An der Börse und in den Medien wirken einige fast überrascht über den starken Anstieg, den der Uranpreis zuletzt verzeichnet hat. Seit dem Sommer dieses Jahres hat der Uranpreis rund 50 Prozent an Wert gewonnen und ist wieder deutlich über die 40-Dollar-Marke geklettert. Mit etwas Zeitverzögerung haben sich auch Uranaktien klar erholen können. Beispiele sind die kanadische Cameco (ISIN: CA13321L1085), deren Aktien seit Mitte Oktober an der New Yorker Börse von 15,55 Dollar auf bis zu 19,82 Dollar kletterten, oder UEC (ISIN: US9168961038), für deren Aktienkurs es im November von 1,08 Dollar bis an die 2-Dollar-Marke nach oben ging. Andere Werte aus dem Uransektor, unter anderem Fission Uranium (ISIN: CA33812R1091), kletterten ebenfalls.

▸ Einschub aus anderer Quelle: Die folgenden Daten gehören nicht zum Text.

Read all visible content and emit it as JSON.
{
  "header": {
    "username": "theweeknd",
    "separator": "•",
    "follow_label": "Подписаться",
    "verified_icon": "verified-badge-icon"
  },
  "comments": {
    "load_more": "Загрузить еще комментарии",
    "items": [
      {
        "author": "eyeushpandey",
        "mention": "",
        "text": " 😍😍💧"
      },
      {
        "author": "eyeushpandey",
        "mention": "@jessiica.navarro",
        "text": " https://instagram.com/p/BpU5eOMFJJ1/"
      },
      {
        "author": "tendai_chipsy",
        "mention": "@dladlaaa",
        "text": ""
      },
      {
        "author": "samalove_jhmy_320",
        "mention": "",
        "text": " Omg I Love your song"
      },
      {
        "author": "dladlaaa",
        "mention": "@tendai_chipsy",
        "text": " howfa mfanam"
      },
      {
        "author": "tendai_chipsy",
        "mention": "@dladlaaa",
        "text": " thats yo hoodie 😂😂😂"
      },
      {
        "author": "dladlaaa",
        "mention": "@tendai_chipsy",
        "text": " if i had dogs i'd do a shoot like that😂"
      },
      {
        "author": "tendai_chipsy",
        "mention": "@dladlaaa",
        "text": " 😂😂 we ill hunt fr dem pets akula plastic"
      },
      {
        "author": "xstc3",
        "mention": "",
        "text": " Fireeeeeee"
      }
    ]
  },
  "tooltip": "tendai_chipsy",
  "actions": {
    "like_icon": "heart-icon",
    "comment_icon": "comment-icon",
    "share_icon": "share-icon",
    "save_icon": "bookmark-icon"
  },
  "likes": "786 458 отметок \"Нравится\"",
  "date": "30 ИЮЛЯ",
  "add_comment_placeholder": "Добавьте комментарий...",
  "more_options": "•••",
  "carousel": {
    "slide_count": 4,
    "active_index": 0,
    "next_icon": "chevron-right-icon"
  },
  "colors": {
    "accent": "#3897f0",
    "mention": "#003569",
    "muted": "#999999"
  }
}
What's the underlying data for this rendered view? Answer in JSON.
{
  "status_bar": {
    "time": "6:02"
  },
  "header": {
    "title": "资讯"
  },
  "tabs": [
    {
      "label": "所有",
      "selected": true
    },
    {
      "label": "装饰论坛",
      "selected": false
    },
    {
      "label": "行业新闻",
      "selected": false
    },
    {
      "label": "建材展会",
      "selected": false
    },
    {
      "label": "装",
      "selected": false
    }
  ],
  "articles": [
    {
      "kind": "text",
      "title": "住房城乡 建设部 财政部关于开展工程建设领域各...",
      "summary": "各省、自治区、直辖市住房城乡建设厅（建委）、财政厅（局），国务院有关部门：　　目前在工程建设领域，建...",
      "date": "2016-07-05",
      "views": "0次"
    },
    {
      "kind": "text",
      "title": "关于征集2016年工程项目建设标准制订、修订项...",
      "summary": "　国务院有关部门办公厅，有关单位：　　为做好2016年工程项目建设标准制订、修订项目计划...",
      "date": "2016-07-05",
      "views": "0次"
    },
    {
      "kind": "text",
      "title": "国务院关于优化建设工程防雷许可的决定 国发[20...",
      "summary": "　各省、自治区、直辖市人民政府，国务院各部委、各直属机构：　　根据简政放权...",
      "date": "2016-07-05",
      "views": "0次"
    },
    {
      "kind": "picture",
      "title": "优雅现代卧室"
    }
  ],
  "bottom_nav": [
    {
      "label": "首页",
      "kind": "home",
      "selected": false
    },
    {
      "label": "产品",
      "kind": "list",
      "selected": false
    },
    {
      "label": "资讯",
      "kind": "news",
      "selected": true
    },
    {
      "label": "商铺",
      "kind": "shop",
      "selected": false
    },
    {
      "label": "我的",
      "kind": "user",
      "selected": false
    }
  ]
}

Doch so überraschend, wie die Kurserholung im Uransektor nun für manche scheint, ist sie gar nicht. Wir haben auf Miningscout in den vergangenen Monaten immer wieder auf irrational niedrige Uranpreise verwiesen. Es war angesichts der Tatsache, dass bei Preisen um 28 Dollar Uranminen wirtschaftlich vielfach schlicht unattraktiv sind, eine reine Frage der Zeit, bis die Preise wieder steigen. Trotz aller Diskussionen um die Kernkraft, die seit dem GAU von Fukushima zu sehen sind, stand die Energieerzeugung in Kernkraftwerken weltweit nie wirklich vor dem Aus. Viele Staaten wie zum Beispiel China haben wenig andere Chancen, ihren Energiebedarf zu decken, als Kernkraft mit in den Energiemix aufzunehmen. Kurz: Die Welt braucht den radioaktiven Rohstoff, also wird sie ihn früher oder später wieder stärker nachfragen und so die Preise treiben. Eine Pleite der Uran-Bergbaubranche war vor diesem Hintergrund ausgeschlossen.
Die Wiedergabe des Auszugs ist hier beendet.